Monday, 8 December 2014

Chernobyl Diaries

by Maxine Bates

Lonely Planet describes a visit to Chernobyl as ‘the world’s weirdest day trip’ – I suppose it’s up there with Auschwitz and Fray Bentos in terms of morbid curiosity – but five of us became ‘extreme tourists’ and made that trip on Easter Sunday 2012. We had booked flights with Wizz Air from Luton to Kiev as soon as they went on sale six months previously. At that time the Ukrainian government had closed the exclusion zone to visitors so we'd booked knowing it was going to be a Kiev city break with the possibility of a day trip to Chernobyl. In mid-December 2011, the exclusion zone was re-opened and we booked places on the trip through a UK-based agent called Lupine Travel. The cost was £129 each and I imagine much of that was the processing of permits to enter the zone. These need obtaining at least ten days in advance, so it’s no good arriving in the city and hoping to book onto a last minute tour. Passports were checked upon boarding the coach in Kiev and again on entering the exclusion zone. The drive is around two hours from Kiev and the whole day lasted from 9am to 6pm. On the coach we watched, in silence, a film about the Chernobyl disaster.

As is to be expected, the landscape around Chernobyl is quite bleak with a whole village bulldozed and now buried under the ground. The checkpoint is 22km from the reactor sites. Our first stop was a building where we had a presentation and were able to view photos and maps on the walls. Then we were taken to a view point where all four reactors could be seen. Number 4 was the cause of the disaster on 26 April 1986. Numbers 1 and 2 had been closed down a couple of years previously due to accidents that didn't make the headlines. Numbers 5 and 6 were never completed. The big accident 26 years ago was actually caused by a failed safety test, due to a combination of inexperienced workers and bad reactor design.

Pripyat is a nearby town constructed to house workers at the nuclear power plant and their families. Due to Soviet secrecy at the time, residents were not made fully aware of the extent of the disaster until 36 hours after it occurred, thus reducing their chances of survival. The first firefighters to arrive at the scene were not fully equipped and consequently died of radiation. They had to make their own radiation protection suits that didn't work well. There is now a monument to these brave men. The hundreds of ‘liquidators’ brought in to clear the disaster area also died over the following years.

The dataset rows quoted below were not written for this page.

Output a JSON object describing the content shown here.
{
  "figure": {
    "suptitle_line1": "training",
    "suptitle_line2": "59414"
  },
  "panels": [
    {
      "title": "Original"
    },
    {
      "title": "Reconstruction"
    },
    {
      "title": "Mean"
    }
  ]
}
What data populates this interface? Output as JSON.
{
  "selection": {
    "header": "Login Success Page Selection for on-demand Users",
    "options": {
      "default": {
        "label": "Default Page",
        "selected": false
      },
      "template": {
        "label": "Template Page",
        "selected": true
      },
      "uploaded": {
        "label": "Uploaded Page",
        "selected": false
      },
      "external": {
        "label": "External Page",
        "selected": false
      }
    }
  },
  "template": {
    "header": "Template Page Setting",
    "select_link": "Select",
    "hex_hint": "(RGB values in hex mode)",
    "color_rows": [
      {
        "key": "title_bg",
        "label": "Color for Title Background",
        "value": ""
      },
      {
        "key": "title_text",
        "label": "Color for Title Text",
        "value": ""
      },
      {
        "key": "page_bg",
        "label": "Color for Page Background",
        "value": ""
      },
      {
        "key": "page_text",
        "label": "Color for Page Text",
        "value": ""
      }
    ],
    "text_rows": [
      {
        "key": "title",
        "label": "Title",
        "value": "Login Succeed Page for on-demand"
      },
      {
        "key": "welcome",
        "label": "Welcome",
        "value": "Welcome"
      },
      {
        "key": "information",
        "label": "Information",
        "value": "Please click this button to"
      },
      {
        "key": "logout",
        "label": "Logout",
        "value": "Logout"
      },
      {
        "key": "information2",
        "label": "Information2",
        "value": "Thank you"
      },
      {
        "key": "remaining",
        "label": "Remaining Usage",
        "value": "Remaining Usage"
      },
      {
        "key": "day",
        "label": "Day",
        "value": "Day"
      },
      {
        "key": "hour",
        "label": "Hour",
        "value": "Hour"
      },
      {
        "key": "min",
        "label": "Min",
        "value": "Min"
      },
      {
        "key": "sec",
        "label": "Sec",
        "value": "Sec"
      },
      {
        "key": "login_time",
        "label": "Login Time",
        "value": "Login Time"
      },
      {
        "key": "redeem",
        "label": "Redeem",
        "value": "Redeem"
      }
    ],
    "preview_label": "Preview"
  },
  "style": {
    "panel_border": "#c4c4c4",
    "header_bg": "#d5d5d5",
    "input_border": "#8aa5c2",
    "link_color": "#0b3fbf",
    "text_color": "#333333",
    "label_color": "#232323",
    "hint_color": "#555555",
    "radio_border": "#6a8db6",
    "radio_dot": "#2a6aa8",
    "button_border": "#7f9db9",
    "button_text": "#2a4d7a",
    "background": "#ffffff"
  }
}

We took a walking tour of Pripyat including abandoned housing, supermarket, leisure centre, hotel, restaurant, kindergarten and a funfair that had been due to open only a few days later. The rides were never ridden. Everything just sits decaying. Quite eerie.

Lunch was served in the work canteen as there are still workers at Chernobyl, mostly at a concrete batch mixing plant. These workers receive regular health checks. 130 residents refused to move out of the exclusion zone; they are all aged 70s-90s and given health checks too. Lunch was brought in from outside the zone: soup, salad, chicken, potatoes, a chocolate éclair type of dessert and two juice drinks.

Our final stop on the tour was around 300 metres from reactor 4 and the sarcophagus that now surrounds the crumbling reactor. This is the nearest visitors are permitted to go. The Geiger counters went crazy then! Though, saying that, we were told the level of radiation was equivalent to one transAtlantic flight and not dangerous, otherwise we would not be allowed to be there. We had to pass through detection machines upon exiting the exclusion zone. Apparently only one tourist has ever set them off - a Dutch photographer who wandered off into the woods for too long. We were told to walk on concrete and try to avoid treading on any moss or grass, and we had to stomp our feet before boarding the coach again. We were also obliged to cover arms, legs and not to wear sandals. This was not a problem in April.

I have no idea how many tourists visit, or are allowed to visit, Chernobyl, but we were the only coach there on Easter Sunday. All in all it was a unique and thought-provoking day trip.

Kiev in itself is quite interesting. Currently there is lots of building work and street repairs in preparation for hosting the Euro 2012 football tournament. Andrew’s Descent is described in guidebooks as a quaint cobbled street, but all we saw were soil, pipes, diggers and concrete mixers! Food and museum fees were very cheap. The Chernobyl Museum was approximately £1 to visit. You can’t get the currency in the UK and we couldn’t exchange it back at the airport so if anyone is planning a trip to the Ukraine and would like some hryvnias, please get in touch. I would say: do not book accommodation via Hostel World as ours was closed down when we arrived despite email re-confirmation a few days previously! In darkness, gate locked, the phone number was not working. It is somewhat of a problem finding five beds for the night when it’s already 8pm! Luckily we ended up with a nice three bedroom apartment and a very late Ukrainian buffet dinner.